040924 Laugh of the Day From Pastor Blount

Joe called his son, Frank and said, "Just wanted you to know that being married to your mom for 42 years is enough. I am leaving her and getting a divorce. Frank replied, "No, dad!!! Don't do that!!! Have you lost your mind?" Frank calls and tells his sister, Judy, what their father said!! Judy called her dad filled with anger and said, "Father, how can you do this and it's the holidays!!! Don't do nothing!!! Frank and I are coming home to talk some sense into you!!!!" Joe turned to his wife and said, "I told you I could get the children to come home for Christmas!!!”

040824 Laugh of the Day From Pastor Blount

Judy was about to punish her son Billy, for his treatment of his sister, Mary. Judy said, "What's wrong with you Billy? First, you pushed Mary downstairs yesterday and today you kicked her in the stomach" Billy replied, "I didn't push her down the stairs. I pushed her to the first step; she fell the rest of the way!!! I didn't mean to kick her in the stomach, but she turned around!!!"

040324 Laugh of the Day From Pastor Blount

Pastor Jones was upset with his son when he saw he was sleeping in church. Pastor Jones said to his son, "It was so embarrassing while I was preaching to see you sleeping in church!!! Give me one good reason why I shouldn't punish you?" His son replied, "I slept in church because I was striving to be more like God. On the seventh day He rested!!!"

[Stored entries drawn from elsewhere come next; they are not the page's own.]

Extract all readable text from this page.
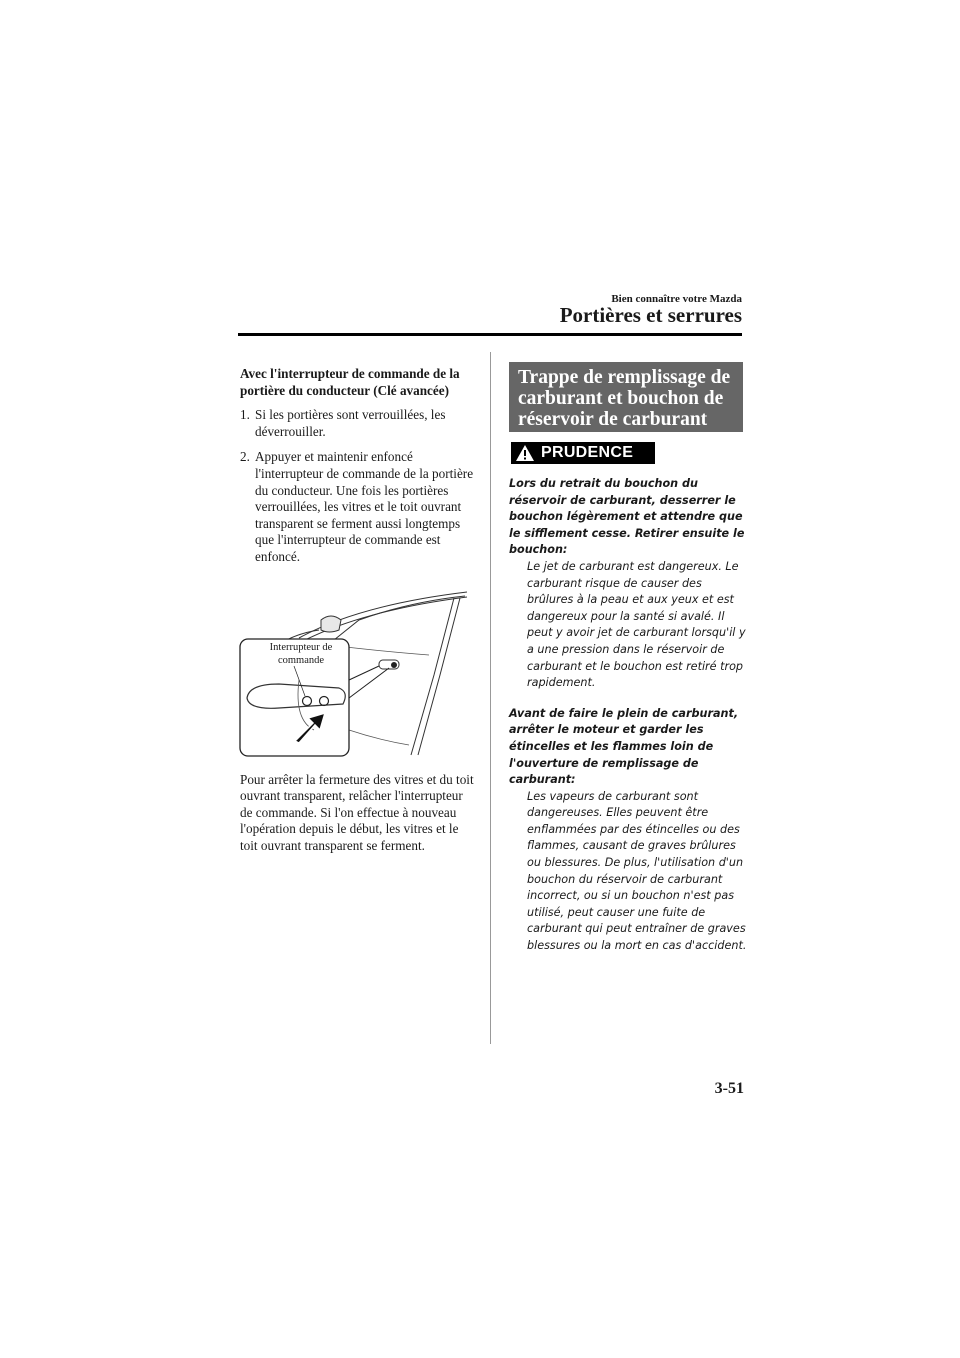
Bien connaître votre Mazda
Portières et serrures

Avec l'interrupteur de commande de la portière du conducteur (Clé avancée)

1. Si les portières sont verrouillées, les déverrouiller.
2. Appuyer et maintenir enfoncé l'interrupteur de commande de la portière du conducteur. Une fois les portières verrouillées, les vitres et le toit ouvrant transparent se ferment aussi longtemps que l'interrupteur de commande est enfoncé.
Interrupteur de commande

Pour arrêter la fermeture des vitres et du toit ouvrant transparent, relâcher l'interrupteur de commande. Si l'on effectue à nouveau l'opération depuis le début, les vitres et le toit ouvrant transparent se ferment.

Trappe de remplissage de carburant et bouchon de réservoir de carburant
PRUDENCE
Lors du retrait du bouchon du réservoir de carburant, desserrer le bouchon légèrement et attendre que le sifflement cesse. Retirer ensuite le bouchon:
Le jet de carburant est dangereux. Le carburant risque de causer des brûlures à la peau et aux yeux et est dangereux pour la santé si avalé. Il peut y avoir jet de carburant lorsqu'il y a une pression dans le réservoir de carburant et le bouchon est retiré trop rapidement.
Avant de faire le plein de carburant, arrêter le moteur et garder les étincelles et les flammes loin de l'ouverture de remplissage de carburant:
Les vapeurs de carburant sont dangereuses. Elles peuvent être enflammées par des étincelles ou des flammes, causant de graves brûlures ou blessures. De plus, l'utilisation d'un bouchon du réservoir de carburant incorrect, ou si un bouchon n'est pas utilisé, peut causer une fuite de carburant qui peut entraîner de graves blessures ou la mort en cas d'accident.
3-51
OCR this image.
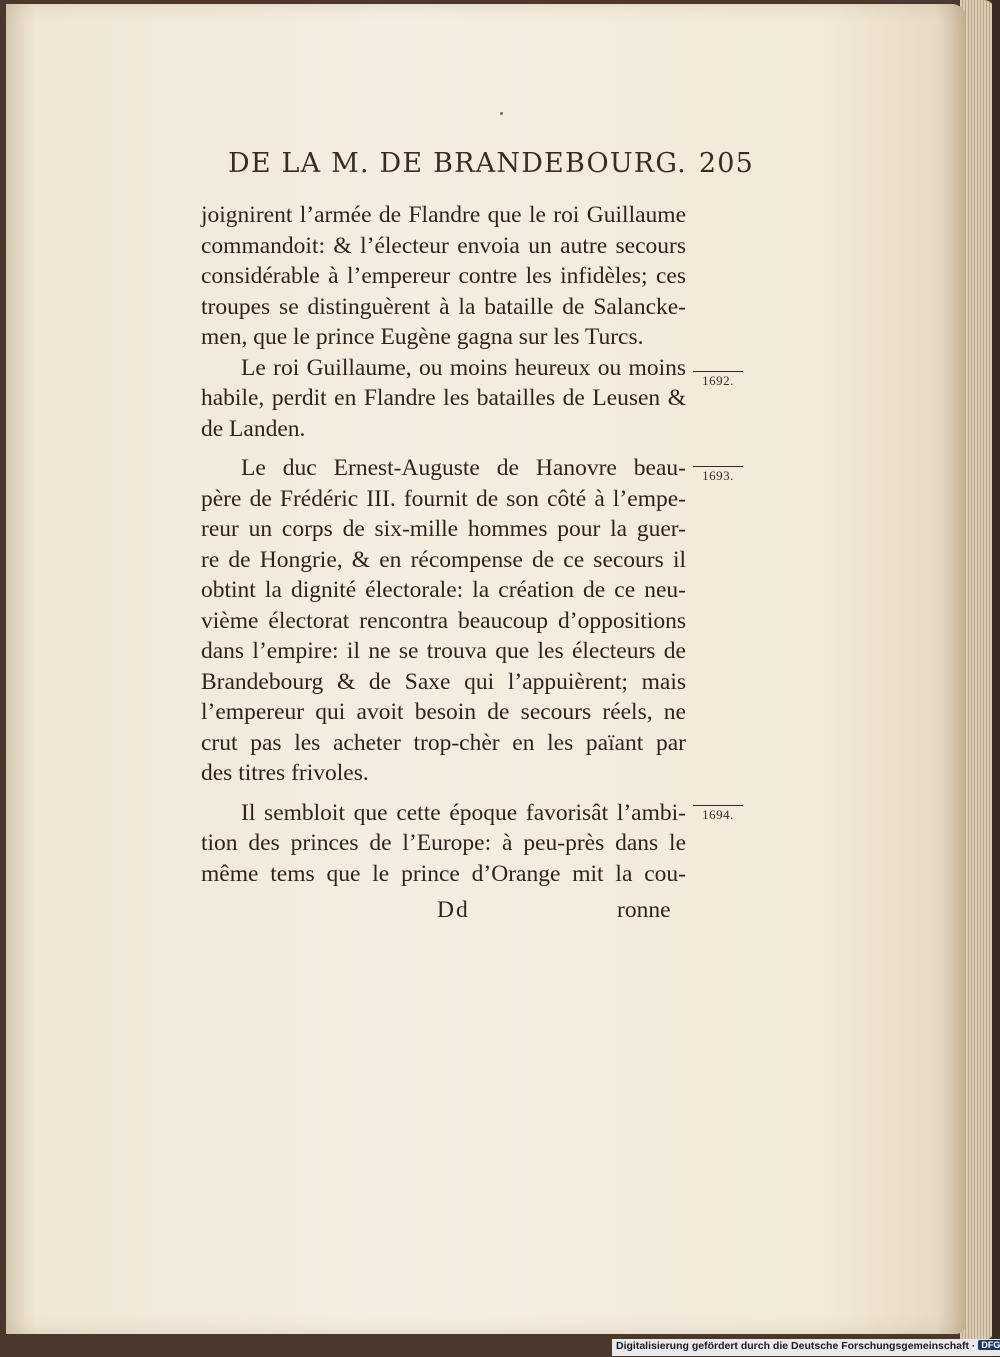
DE LA M. DE BRANDEBOURG. 205
joignirent l’armée de Flandre que le roi Guillaume
commandoit: & l’électeur envoia un autre secours
considérable à l’empereur contre les infidèles; ces
troupes se distinguèrent à la bataille de Salancke-
men, que le prince Eugène gagna sur les Turcs.
Le roi Guillaume, ou moins heureux ou moins
habile, perdit en Flandre les batailles de Leusen &
de Landen.
Le duc Ernest-Auguste de Hanovre beau-
père de Frédéric III. fournit de son côté à l’empe-
reur un corps de six-mille hommes pour la guer-
re de Hongrie, & en récompense de ce secours il
obtint la dignité électorale: la création de ce neu-
vième électorat rencontra beaucoup d’oppositions
dans l’empire: il ne se trouva que les électeurs de
Brandebourg & de Saxe qui l’appuièrent; mais
l’empereur qui avoit besoin de secours réels, ne
crut pas les acheter trop-chèr en les païant par
des titres frivoles.
Il sembloit que cette époque favorisât l’ambi-
tion des princes de l’Europe: à peu-près dans le
même tems que le prince d’Orange mit la cou-
1692.
1693.
1694.
Dd	ronne
Digitalisierung gefördert durch die Deutsche Forschungsgemeinschaft · DFG
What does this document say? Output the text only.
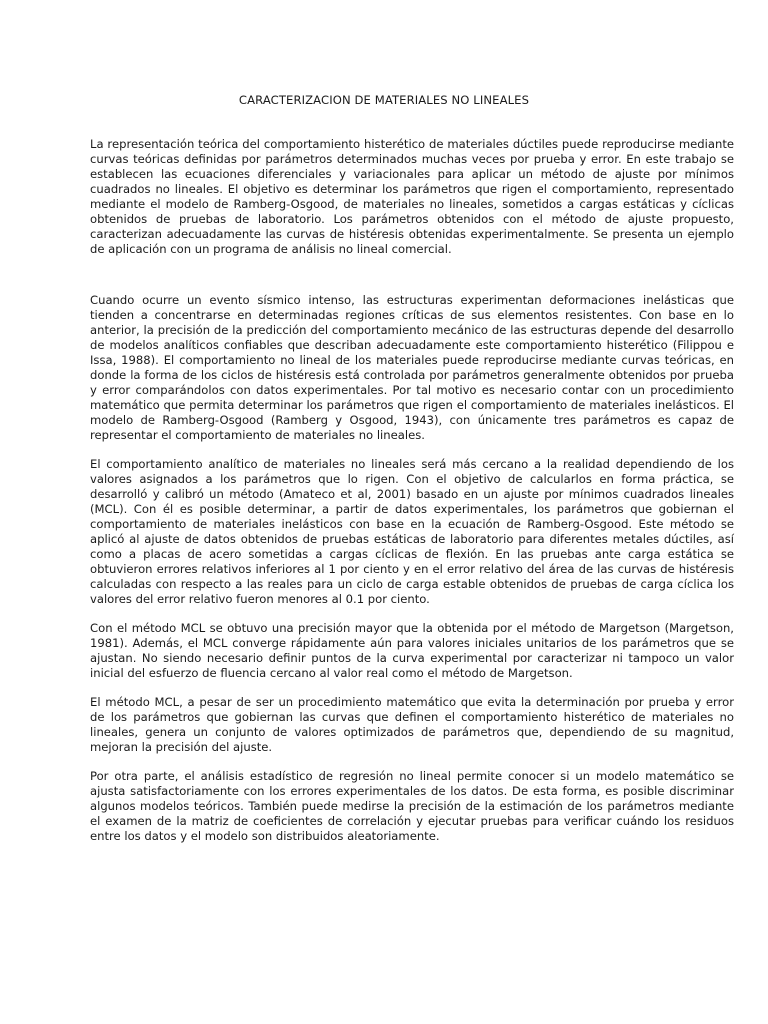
CARACTERIZACION DE MATERIALES NO LINEALES

La representación teórica del comportamiento histerético de materiales dúctiles puede reproducirse mediante curvas teóricas definidas por parámetros determinados muchas veces por prueba y error. En este trabajo se establecen las ecuaciones diferenciales y variacionales para aplicar un método de ajuste por mínimos cuadrados no lineales. El objetivo es determinar los parámetros que rigen el comportamiento, representado mediante el modelo de Ramberg-Osgood, de materiales no lineales, sometidos a cargas estáticas y cíclicas obtenidos de pruebas de laboratorio. Los parámetros obtenidos con el método de ajuste propuesto, caracterizan adecuadamente las curvas de histéresis obtenidas experimentalmente. Se presenta un ejemplo de aplicación con un programa de análisis no lineal comercial.

Cuando ocurre un evento sísmico intenso, las estructuras experimentan deformaciones inelásticas que tienden a concentrarse en determinadas regiones críticas de sus elementos resistentes. Con base en lo anterior, la precisión de la predicción del comportamiento mecánico de las estructuras depende del desarrollo de modelos analíticos confiables que describan adecuadamente este comportamiento histerético (Filippou e Issa, 1988). El comportamiento no lineal de los materiales puede reproducirse mediante curvas teóricas, en donde la forma de los ciclos de histéresis está controlada por parámetros generalmente obtenidos por prueba y error comparándolos con datos experimentales. Por tal motivo es necesario contar con un procedimiento matemático que permita determinar los parámetros que rigen el comportamiento de materiales inelásticos. El modelo de Ramberg-Osgood (Ramberg y Osgood, 1943), con únicamente tres parámetros es capaz de representar el comportamiento de materiales no lineales.

El comportamiento analítico de materiales no lineales será más cercano a la realidad dependiendo de los valores asignados a los parámetros que lo rigen. Con el objetivo de calcularlos en forma práctica, se desarrolló y calibró un método (Amateco et al, 2001) basado en un ajuste por mínimos cuadrados lineales (MCL). Con él es posible determinar, a partir de datos experimentales, los parámetros que gobiernan el comportamiento de materiales inelásticos con base en la ecuación de Ramberg-Osgood. Este método se aplicó al ajuste de datos obtenidos de pruebas estáticas de laboratorio para diferentes metales dúctiles, así como a placas de acero sometidas a cargas cíclicas de flexión. En las pruebas ante carga estática se obtuvieron errores relativos inferiores al 1 por ciento y en el error relativo del área de las curvas de histéresis calculadas con respecto a las reales para un ciclo de carga estable obtenidos de pruebas de carga cíclica los valores del error relativo fueron menores al 0.1 por ciento.

Con el método MCL se obtuvo una precisión mayor que la obtenida por el método de Margetson (Margetson, 1981). Además, el MCL converge rápidamente aún para valores iniciales unitarios de los parámetros que se ajustan. No siendo necesario definir puntos de la curva experimental por caracterizar ni tampoco un valor inicial del esfuerzo de fluencia cercano al valor real como el método de Margetson.

El método MCL, a pesar de ser un procedimiento matemático que evita la determinación por prueba y error de los parámetros que gobiernan las curvas que definen el comportamiento histerético de materiales no lineales, genera un conjunto de valores optimizados de parámetros que, dependiendo de su magnitud, mejoran la precisión del ajuste.

Por otra parte, el análisis estadístico de regresión no lineal permite conocer si un modelo matemático se ajusta satisfactoriamente con los errores experimentales de los datos. De esta forma, es posible discriminar algunos modelos teóricos. También puede medirse la precisión de la estimación de los parámetros mediante el examen de la matriz de coeficientes de correlación y ejecutar pruebas para verificar cuándo los residuos entre los datos y el modelo son distribuidos aleatoriamente.
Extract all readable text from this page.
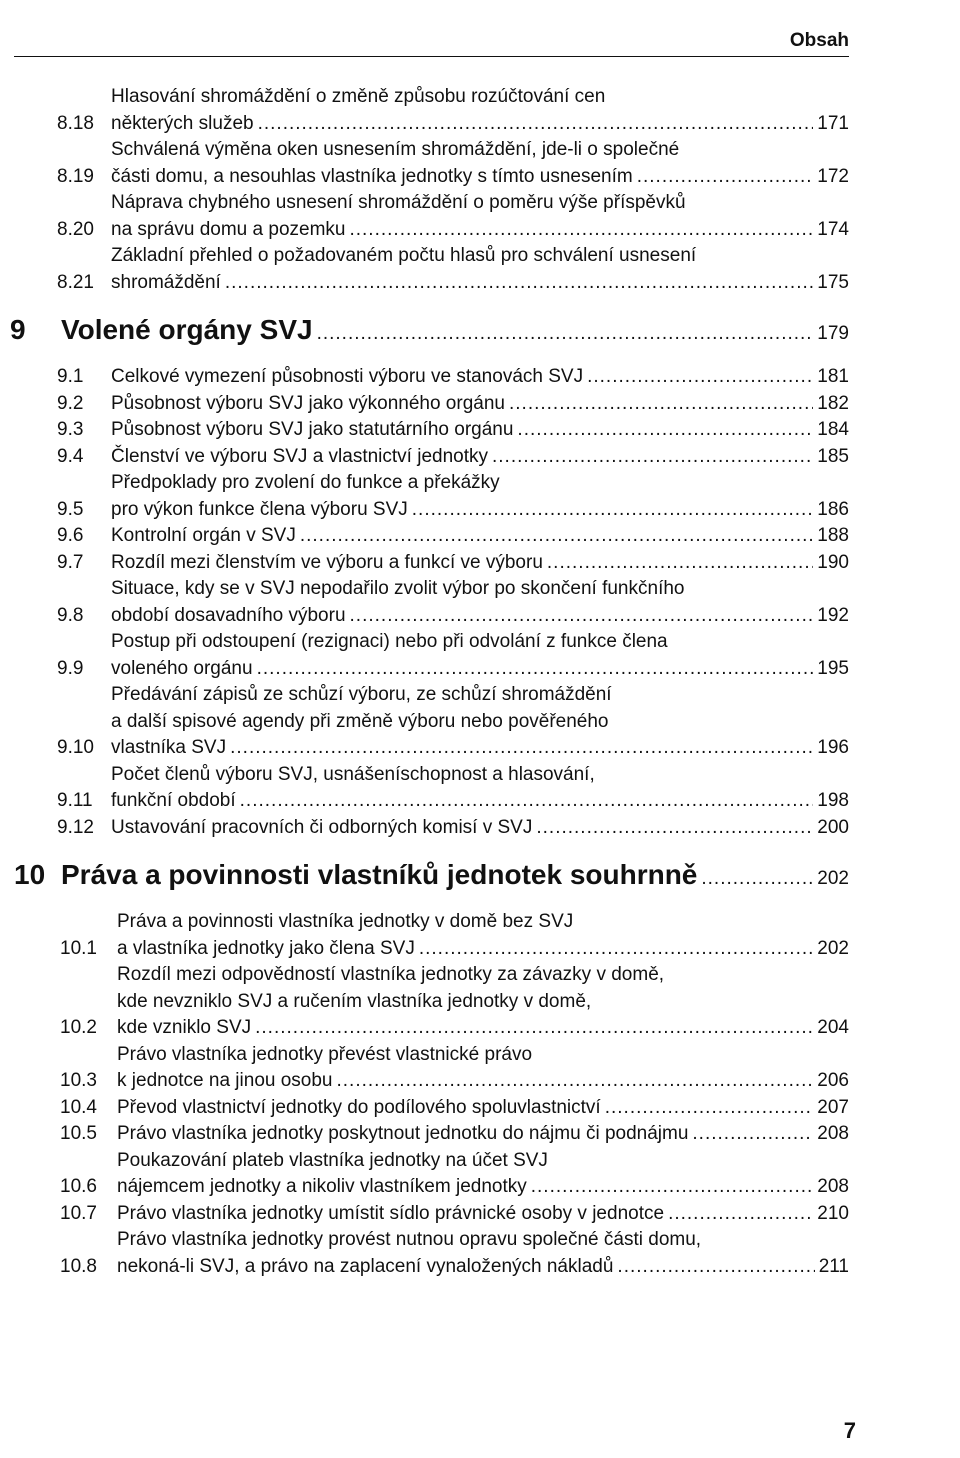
Obsah
8.18
Hlasování shromáždění o změně způsobu rozúčtování cen
některých služeb .....	171
8.19
Schválená výměna oken usnesením shromáždění, jde-li o společné
části domu, a nesouhlas vlastníka jednotky s tímto usnesením .....	172
8.20
Náprava chybného usnesení shromáždění o poměru výše příspěvků
na správu domu a pozemku .....	174
8.21
Základní přehled o požadovaném počtu hlasů pro schválení usnesení
shromáždění .....	175
9 Volené orgány SVJ .....	179
9.1 Celkové vymezení působnosti výboru ve stanovách SVJ .....	181
9.2 Působnost výboru SVJ jako výkonného orgánu .....	182
9.3 Působnost výboru SVJ jako statutárního orgánu .....	184
9.4 Členství ve výboru SVJ a vlastnictví jednotky .....	185
9.5
Předpoklady pro zvolení do funkce a překážky
pro výkon funkce člena výboru SVJ .....	186
9.6 Kontrolní orgán v SVJ .....	188
9.7 Rozdíl mezi členstvím ve výboru a funkcí ve výboru .....	190
9.8
Situace, kdy se v SVJ nepodařilo zvolit výbor po skončení funkčního
období dosavadního výboru .....	192
9.9
Postup při odstoupení (rezignaci) nebo při odvolání z funkce člena
voleného orgánu .....	195
9.10
Předávání zápisů ze schůzí výboru, ze schůzí shromáždění
a další spisové agendy při změně výboru nebo pověřeného
vlastníka SVJ .....	196
9.11
Počet členů výboru SVJ, usnášeníschopnost a hlasování,
funkční období .....	198
9.12 Ustavování pracovních či odborných komisí v SVJ .....	200
10 Práva a povinnosti vlastníků jednotek souhrnně .....	202
10.1
Práva a povinnosti vlastníka jednotky v domě bez SVJ
a vlastníka jednotky jako člena SVJ .....	202
10.2
Rozdíl mezi odpovědností vlastníka jednotky za závazky v domě,
kde nevzniklo SVJ a ručením vlastníka jednotky v domě,
kde vzniklo SVJ .....	204
10.3
Právo vlastníka jednotky převést vlastnické právo
k jednotce na jinou osobu .....	206
10.4 Převod vlastnictví jednotky do podílového spoluvlastnictví .....	207
10.5 Právo vlastníka jednotky poskytnout jednotku do nájmu či podnájmu .....	208
10.6
Poukazování plateb vlastníka jednotky na účet SVJ
nájemcem jednotky a nikoliv vlastníkem jednotky .....	208
10.7 Právo vlastníka jednotky umístit sídlo právnické osoby v jednotce .....	210
10.8
Právo vlastníka jednotky provést nutnou opravu společné části domu,
nekoná-li SVJ, a právo na zaplacení vynaložených nákladů .....	211
7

040224 Laugh of the Day From Pastor Blount

Judy told her husband Bill, if there were one of two choices he would make about their marriage, which would he choose? A. We will be on a 14 -day romantic cruise in Hawaii, all-expense paid with unlimited spending money and every moment just the two of us together---Bill interrupted her and said "B".

040124 Laugh of the Day From Pastor Blount

Joe was complaining about his wife, Judy, never cooking. Bob said, "Consider yourself lucky. Some people can cook but don't. My wife can't cook but does. She is a terrible cook. Our garbage disposal has an ulcer!!!!"